Trouble-ridden Theranos Inc is closing down, according to a new report. The blood-testing company reportedly sent an email to its shareholders, telling them that the company would formally dissolve.

The Wall Street Journal has obtained a copy of the email, which was sent by CEO David Taylor to shareholders. Taylor became CEO after Elizabeth Holmes was indicted for fraud in June. The confirmation that the company would be closing down wouldn’t have been a surprise to investors as Theranos has lost millions of dollars since its authenticity was questioned in 2015.

Taylor said in the email that they had reached out to over 80 potential buyers, but none materialised into transaction. The company is also in default of its loans under Fortress, which has the right to foreclose and take ownership of all of Theranos’ assets under the terms of their agreement. Theranos also owes at least US$60 million (AU$84 million) to creditors.

With little choice left, Taylor said they have begun new negotiations with Fortress, under which Fortress would take ownership of Theranos’ interests but relinquish its rights to the company’s remaining cash. This would allow Theranos to distribute its remaining funds — approximately US$5 million (AU$7 million) — to its unsecured creditors.

The liquidation process could take from six to 12 months, Taylor said in the email. “Because the Company’s cash is not nearly sufficient to pay all of its creditors in full, there will be no distribution to shareholders.
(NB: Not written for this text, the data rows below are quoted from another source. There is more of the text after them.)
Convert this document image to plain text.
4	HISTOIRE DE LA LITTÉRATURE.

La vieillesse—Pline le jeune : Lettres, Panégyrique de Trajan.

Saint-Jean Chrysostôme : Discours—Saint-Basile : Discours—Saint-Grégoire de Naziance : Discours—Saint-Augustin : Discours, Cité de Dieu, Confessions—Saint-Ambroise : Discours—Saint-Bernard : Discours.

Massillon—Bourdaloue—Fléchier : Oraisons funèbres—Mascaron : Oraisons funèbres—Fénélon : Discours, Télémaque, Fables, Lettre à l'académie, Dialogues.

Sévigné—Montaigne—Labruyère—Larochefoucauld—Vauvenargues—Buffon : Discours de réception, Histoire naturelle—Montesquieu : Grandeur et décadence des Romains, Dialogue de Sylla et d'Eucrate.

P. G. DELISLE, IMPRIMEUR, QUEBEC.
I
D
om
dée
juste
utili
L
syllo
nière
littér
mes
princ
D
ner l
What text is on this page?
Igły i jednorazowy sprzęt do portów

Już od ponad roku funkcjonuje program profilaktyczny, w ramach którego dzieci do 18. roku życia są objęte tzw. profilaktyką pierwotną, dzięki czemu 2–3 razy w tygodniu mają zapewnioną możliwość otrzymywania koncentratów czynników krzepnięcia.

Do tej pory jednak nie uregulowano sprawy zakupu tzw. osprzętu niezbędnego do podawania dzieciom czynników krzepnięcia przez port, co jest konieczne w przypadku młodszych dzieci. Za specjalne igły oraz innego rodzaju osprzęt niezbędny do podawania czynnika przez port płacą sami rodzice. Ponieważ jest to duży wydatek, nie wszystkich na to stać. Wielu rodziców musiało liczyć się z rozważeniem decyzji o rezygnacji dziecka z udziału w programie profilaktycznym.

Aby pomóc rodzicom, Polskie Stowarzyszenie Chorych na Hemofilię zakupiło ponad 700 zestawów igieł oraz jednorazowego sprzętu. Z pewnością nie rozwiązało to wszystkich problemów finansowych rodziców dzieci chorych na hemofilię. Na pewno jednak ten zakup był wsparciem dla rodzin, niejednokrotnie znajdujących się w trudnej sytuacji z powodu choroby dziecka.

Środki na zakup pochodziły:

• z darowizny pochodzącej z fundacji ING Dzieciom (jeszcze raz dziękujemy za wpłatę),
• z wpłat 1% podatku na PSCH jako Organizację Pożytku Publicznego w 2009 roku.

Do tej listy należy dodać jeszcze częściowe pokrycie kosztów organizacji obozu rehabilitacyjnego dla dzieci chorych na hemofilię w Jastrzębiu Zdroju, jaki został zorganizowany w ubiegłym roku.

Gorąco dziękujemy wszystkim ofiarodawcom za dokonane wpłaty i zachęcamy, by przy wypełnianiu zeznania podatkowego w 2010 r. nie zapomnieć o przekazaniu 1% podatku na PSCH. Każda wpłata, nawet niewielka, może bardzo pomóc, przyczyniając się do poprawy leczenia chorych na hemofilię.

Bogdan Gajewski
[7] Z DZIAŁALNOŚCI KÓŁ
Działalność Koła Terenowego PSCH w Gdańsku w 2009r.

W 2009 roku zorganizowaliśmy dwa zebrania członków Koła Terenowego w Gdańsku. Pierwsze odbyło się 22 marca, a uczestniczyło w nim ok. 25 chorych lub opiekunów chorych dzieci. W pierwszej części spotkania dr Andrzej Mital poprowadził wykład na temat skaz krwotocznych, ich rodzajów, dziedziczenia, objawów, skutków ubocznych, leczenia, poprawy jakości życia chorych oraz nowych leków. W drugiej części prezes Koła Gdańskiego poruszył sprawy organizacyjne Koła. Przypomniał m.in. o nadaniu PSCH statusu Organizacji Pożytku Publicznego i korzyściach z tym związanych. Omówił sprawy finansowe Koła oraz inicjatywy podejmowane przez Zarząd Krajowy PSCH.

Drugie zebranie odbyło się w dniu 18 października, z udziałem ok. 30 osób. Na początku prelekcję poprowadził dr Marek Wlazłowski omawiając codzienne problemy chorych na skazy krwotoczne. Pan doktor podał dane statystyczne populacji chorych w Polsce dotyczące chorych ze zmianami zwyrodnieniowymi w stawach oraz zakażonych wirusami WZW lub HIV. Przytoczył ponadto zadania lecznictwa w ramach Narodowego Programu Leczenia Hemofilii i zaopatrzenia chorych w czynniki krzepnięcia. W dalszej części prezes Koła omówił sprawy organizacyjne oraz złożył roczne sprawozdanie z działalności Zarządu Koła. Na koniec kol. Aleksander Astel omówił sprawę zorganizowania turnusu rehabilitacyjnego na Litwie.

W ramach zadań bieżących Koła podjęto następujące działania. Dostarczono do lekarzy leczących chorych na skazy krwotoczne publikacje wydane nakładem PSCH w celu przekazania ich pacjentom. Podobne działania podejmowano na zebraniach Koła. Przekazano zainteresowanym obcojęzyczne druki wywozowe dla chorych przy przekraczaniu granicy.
After the Assignment, the Company intends to file a certificate of dissolution under Delaware law,” the email reads.

He continued, “Following these actions, the Company will send a letter to stockholders confirming that there will not be a liquidating distribution to stockholders, and providing a copy of the certification for dissolution, for use for tax loss purposes.”

Theranos investors have reportedly lost nearly US$1 billion (AU$1.4 billion).

Theranos fraud

Holmes, who founded the company in 2003 when she was 19, had claimed that its Edison blood-testing device could test for conditions requiring only a few drops of blood from a finger-prick. She touted the invention as an innovation that would change the health industry. However, it was reported that Theranos conducted on traditional blood-testing machines rather than its own Edison machines because the latter gave inaccurate results.

Following a series of exposes from WSJ, the credibility of Theranos was questioned by investors, federal agencies and medical authorities. The company lost its partnerships and other contracts.

Holmes once had a reported net worth of US$4.5 billion (AU$6.3 billion) in 2015, becoming the world’s youngest self-made billionaire in the same year. A year later, her net worth plunged to nothing.

She and the company’s former president, Ramesh “Sunny” Balwani, are currently facing criminal charges that could land them decades in prison. They two allegedly made a series of false and misleading statements to lure in investors and defraud doctors and patients. They both pleaded not guilty.